Все члены семьи Паджано, Цоллерано, Кастеллука, наши дети и я едем в Нью-Йорк смотреть, как Франко будет принимать присягу. Ради детей я стараюсь казаться сильной, хотя Фрэнки уже сейчас считает отца героем, а Селеста слишком мала, чтобы понимать, что происходит.

Из многих семей в Розето мужчины ушли на фронт: младший брат Четти Оресте, двоюродный брат Франко Пол. Почти у каждой работницы с фабрики на войну ушел муж, брат или любимый. Мы все молимся о победе и о том, чтобы она пришла поскорее. Нам, итальянцам, приходится воевать со страной, из которой мы родом. Но у моего мужа нет никаких сомнений относительно Муссолини.

— Он должен уйти, — просто говорит Франко.
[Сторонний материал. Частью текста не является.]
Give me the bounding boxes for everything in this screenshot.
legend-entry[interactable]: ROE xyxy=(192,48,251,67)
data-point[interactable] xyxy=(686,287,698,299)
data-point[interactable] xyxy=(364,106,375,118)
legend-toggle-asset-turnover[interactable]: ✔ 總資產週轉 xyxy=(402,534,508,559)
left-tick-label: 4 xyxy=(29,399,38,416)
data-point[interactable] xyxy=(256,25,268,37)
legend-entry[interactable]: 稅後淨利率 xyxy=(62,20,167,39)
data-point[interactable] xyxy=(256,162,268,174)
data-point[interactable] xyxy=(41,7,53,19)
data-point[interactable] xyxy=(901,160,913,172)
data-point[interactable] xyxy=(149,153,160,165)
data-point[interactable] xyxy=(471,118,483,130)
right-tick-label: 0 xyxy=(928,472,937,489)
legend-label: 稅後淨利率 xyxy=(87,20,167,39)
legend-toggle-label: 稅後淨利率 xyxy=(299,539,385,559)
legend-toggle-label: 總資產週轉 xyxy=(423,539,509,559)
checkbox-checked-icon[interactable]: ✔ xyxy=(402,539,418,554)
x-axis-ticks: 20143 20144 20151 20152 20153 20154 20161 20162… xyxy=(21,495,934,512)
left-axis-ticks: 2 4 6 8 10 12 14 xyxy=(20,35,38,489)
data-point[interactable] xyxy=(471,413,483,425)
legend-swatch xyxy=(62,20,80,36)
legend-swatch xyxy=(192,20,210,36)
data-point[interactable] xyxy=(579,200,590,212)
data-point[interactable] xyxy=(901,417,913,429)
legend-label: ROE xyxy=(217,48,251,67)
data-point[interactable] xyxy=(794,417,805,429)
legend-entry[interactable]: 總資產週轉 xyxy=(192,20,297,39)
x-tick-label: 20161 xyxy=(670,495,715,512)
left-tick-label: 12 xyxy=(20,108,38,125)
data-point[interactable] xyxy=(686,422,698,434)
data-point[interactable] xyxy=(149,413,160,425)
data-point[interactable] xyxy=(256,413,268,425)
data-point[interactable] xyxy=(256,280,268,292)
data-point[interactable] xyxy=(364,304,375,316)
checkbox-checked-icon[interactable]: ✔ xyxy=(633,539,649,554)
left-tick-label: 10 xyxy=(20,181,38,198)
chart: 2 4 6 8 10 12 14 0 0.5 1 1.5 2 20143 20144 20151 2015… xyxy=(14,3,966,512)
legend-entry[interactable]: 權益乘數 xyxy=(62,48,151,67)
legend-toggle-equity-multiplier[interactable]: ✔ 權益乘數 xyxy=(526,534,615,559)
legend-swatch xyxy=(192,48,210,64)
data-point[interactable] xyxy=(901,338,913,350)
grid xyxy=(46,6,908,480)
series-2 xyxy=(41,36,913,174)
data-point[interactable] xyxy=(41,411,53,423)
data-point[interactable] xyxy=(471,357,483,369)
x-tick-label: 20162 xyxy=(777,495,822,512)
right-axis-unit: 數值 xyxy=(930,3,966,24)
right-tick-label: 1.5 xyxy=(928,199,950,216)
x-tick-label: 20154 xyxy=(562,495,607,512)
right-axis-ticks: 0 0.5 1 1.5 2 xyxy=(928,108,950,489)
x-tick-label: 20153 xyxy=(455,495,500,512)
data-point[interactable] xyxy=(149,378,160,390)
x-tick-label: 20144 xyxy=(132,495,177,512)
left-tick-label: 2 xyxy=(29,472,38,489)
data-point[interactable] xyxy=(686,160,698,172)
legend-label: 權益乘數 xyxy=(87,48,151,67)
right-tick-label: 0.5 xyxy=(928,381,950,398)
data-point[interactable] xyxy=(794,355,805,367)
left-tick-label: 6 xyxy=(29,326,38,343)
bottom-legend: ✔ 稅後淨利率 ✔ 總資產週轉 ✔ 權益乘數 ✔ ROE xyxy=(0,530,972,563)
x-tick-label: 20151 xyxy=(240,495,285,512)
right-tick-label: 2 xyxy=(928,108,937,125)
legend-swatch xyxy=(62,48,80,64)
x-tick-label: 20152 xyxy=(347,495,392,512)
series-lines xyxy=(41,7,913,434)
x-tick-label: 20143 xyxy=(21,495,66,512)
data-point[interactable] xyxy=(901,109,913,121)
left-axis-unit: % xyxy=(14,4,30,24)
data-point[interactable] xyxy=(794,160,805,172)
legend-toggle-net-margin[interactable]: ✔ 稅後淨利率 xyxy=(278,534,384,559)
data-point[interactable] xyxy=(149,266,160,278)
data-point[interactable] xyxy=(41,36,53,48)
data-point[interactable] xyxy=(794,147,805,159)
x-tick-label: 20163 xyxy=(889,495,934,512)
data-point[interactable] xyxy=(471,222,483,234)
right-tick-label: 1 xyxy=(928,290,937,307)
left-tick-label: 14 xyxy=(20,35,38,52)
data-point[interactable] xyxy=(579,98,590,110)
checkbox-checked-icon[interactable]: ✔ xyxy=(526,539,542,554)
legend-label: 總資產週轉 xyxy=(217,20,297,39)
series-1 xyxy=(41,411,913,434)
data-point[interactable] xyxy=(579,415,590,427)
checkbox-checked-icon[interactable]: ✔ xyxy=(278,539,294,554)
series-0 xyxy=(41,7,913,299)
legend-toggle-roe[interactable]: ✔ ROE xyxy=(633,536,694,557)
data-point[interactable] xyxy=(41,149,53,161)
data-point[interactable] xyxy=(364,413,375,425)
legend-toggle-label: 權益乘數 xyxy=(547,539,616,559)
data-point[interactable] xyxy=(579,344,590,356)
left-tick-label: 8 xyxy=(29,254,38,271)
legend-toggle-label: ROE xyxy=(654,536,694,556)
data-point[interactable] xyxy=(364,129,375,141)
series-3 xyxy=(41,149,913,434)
Франко целует на прощание отца с матерью, Фрэнки и Селесту. Потом обнимает и целует меня. Когда я иду с ним ко входу в здание призывной комиссии, он молчит. Впервые за все время нашего брака он молчит, а я болтаю без умолку. Я стараюсь собрать воедино все наши мечты, обещаю ему, что позабочусь о детях, что, когда он вернется, мы откроем свою собственную текстильную фабрику.

— Я не волнуюсь, — говорит Франко.

— Это хорошо. Значит, ты будешь осторожен, — пытаюсь я улыбнуться.

— Я буду осторожен, — обещает он.

— Ты знаешь, что я очень люблю тебя, — говорю я.

— А я люблю тебя.

— Возвращайся ко мне.

— Вернусь, Нелл. Обещаю.


С тех пор как Франко уехал, прошло девять месяцев. Фрэнки пишет своему папе раз в неделю. Он представляет, как Франко летает на бомбардировщике или с автоматом наперевес участвует в битве. На самом деле Франко работает на фабрике, выпускающей снаряжение для армии, в Англии. Он ремонтирует самолеты после сражений.

Перед нашей фабрикой останавливается правительственный автомобиль, и, как только весть об этом облетает все цеха, гул швейных машин стихает.

— О нет, — шепчет Четти. — Дурные вести.

Мое сердце бешено колотится в груди, когда к нам направляется молодой офицер.

— Вы кого-то ищете, сэр?

— Кончетту… Я не могу выговорить ее фамилию.

— Маруччи? — дрожащим голосом спрашивает Четти.

— Так точно, мэм.

— Это я.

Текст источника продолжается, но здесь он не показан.